SPD-Fraktionschef Frank-Walter Steinmeier hält Guttenberg wegen der weiteren Prüfung seiner Doktorarbeit durch die Universität Bayreuth für einen Minister auf Abruf. Union und FDP hätten frohlockt, dass das Prüfverfahren mit der Aberkennung des Doktortitels abgeschlossen sei, erklärte Steinmeier am Donnerstag in Berlin. "Diese Hoffnung ist heute geplatzt." "Die Universität Bayreuth besteht darauf, zu klären, ob Guttenberg bewusst getäuscht hat. Damit ist zu Guttenberg ein Minister auf Abruf." Und damit sei der CSU-Politiker ungeeignet, die anstehende Bundeswehrreform zu bewältigen. Das müsse Kanzlerin Angela Merkel (CDU) erkennen.
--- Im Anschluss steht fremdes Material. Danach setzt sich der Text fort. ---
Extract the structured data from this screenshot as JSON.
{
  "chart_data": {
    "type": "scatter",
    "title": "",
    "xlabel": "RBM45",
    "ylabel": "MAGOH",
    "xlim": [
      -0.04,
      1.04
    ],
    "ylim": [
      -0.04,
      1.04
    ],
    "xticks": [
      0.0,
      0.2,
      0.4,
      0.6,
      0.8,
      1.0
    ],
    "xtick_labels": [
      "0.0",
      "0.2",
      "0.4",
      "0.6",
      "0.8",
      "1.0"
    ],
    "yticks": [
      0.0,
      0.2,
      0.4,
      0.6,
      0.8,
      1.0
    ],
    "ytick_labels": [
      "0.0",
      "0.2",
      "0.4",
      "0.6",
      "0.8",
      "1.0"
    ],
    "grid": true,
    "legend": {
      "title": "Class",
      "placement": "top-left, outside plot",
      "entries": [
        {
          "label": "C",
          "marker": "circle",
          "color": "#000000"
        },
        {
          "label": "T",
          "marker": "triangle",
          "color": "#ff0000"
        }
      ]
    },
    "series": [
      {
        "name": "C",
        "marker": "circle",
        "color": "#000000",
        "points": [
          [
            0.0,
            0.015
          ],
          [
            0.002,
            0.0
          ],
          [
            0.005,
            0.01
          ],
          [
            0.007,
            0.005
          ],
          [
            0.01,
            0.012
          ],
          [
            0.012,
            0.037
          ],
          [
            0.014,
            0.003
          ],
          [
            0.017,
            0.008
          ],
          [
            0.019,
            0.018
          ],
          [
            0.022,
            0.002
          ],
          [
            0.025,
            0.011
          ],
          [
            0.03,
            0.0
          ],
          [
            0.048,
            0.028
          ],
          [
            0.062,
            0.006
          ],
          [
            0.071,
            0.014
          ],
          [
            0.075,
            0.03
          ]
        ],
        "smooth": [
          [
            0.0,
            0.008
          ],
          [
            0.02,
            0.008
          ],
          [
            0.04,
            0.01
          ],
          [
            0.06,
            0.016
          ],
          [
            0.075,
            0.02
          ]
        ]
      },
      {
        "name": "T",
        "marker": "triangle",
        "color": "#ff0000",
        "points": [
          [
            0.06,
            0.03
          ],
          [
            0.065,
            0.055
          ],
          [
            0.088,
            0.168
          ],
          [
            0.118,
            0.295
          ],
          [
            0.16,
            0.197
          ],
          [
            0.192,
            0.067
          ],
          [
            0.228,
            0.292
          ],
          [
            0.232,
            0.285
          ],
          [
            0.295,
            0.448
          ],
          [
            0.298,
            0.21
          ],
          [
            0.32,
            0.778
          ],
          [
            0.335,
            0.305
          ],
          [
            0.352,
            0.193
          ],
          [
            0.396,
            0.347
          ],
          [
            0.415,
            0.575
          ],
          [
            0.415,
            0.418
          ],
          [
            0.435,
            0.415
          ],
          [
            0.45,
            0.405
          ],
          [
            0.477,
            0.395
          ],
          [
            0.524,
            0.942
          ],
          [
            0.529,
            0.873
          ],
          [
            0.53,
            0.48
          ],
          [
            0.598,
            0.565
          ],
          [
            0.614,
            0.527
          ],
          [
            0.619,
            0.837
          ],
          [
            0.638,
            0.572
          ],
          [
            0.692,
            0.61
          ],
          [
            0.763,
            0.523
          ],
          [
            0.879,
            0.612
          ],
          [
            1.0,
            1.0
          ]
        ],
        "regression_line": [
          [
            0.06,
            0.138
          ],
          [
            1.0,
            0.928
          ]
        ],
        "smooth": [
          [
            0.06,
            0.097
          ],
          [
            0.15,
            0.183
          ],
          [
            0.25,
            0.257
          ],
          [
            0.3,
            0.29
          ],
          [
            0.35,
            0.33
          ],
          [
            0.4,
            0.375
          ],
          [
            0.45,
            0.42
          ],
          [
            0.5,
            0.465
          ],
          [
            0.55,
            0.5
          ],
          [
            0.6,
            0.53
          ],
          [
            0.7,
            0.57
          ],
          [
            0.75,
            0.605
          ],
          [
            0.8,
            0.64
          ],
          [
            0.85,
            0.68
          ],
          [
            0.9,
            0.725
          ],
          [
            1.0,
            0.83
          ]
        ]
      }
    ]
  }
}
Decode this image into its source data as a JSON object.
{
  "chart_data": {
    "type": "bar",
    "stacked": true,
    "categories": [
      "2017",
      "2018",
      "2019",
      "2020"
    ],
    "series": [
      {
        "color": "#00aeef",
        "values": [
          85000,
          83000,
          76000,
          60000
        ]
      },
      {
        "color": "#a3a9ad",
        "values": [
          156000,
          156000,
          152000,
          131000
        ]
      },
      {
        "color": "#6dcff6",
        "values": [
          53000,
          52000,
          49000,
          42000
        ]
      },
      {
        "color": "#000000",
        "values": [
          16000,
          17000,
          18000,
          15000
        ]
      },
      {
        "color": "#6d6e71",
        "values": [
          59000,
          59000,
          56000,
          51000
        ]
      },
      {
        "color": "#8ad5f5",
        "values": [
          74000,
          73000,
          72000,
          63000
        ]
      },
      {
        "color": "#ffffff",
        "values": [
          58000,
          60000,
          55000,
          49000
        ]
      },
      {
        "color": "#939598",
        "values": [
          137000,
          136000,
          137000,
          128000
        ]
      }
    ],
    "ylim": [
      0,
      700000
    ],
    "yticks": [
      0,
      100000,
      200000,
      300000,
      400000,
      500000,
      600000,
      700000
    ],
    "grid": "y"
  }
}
Die Uni Bayreuth hatte zuvor mitgeteilt, dass nun auch geprüft werde, ob Guttenberg die Promotionskommission mit seiner fehlerhaften Dissertation getäuscht habe.

GuttenPlag will weitere Dissertationen prüfen

Unteressen kündigten die Initiatoren der Internetseite GuttenPlag-Wiki an, sich nach der Dissertation des Verteidigungsministers weitere Dissertationen von Spitzenpolitikern vorzuknöpfen. Sie schlugen knapp 30 Doktorarbeiten vor, die nun ebenfalls untersucht werden sollen. Darunter befinden sich auch die Arbeiten von Bundeskanzlerin Angela Merkel (CDU), Außenminister Guido Westerwelle (FDP) sowie die fast aller anderen Kabinettsmitglieder mit Doktortitel. Eine erfolgreiche politische Karriere unter einem akademischen Titel fuße nicht zwangsläufig auf ehrlicher Arbeit, heißt es auf der Seite.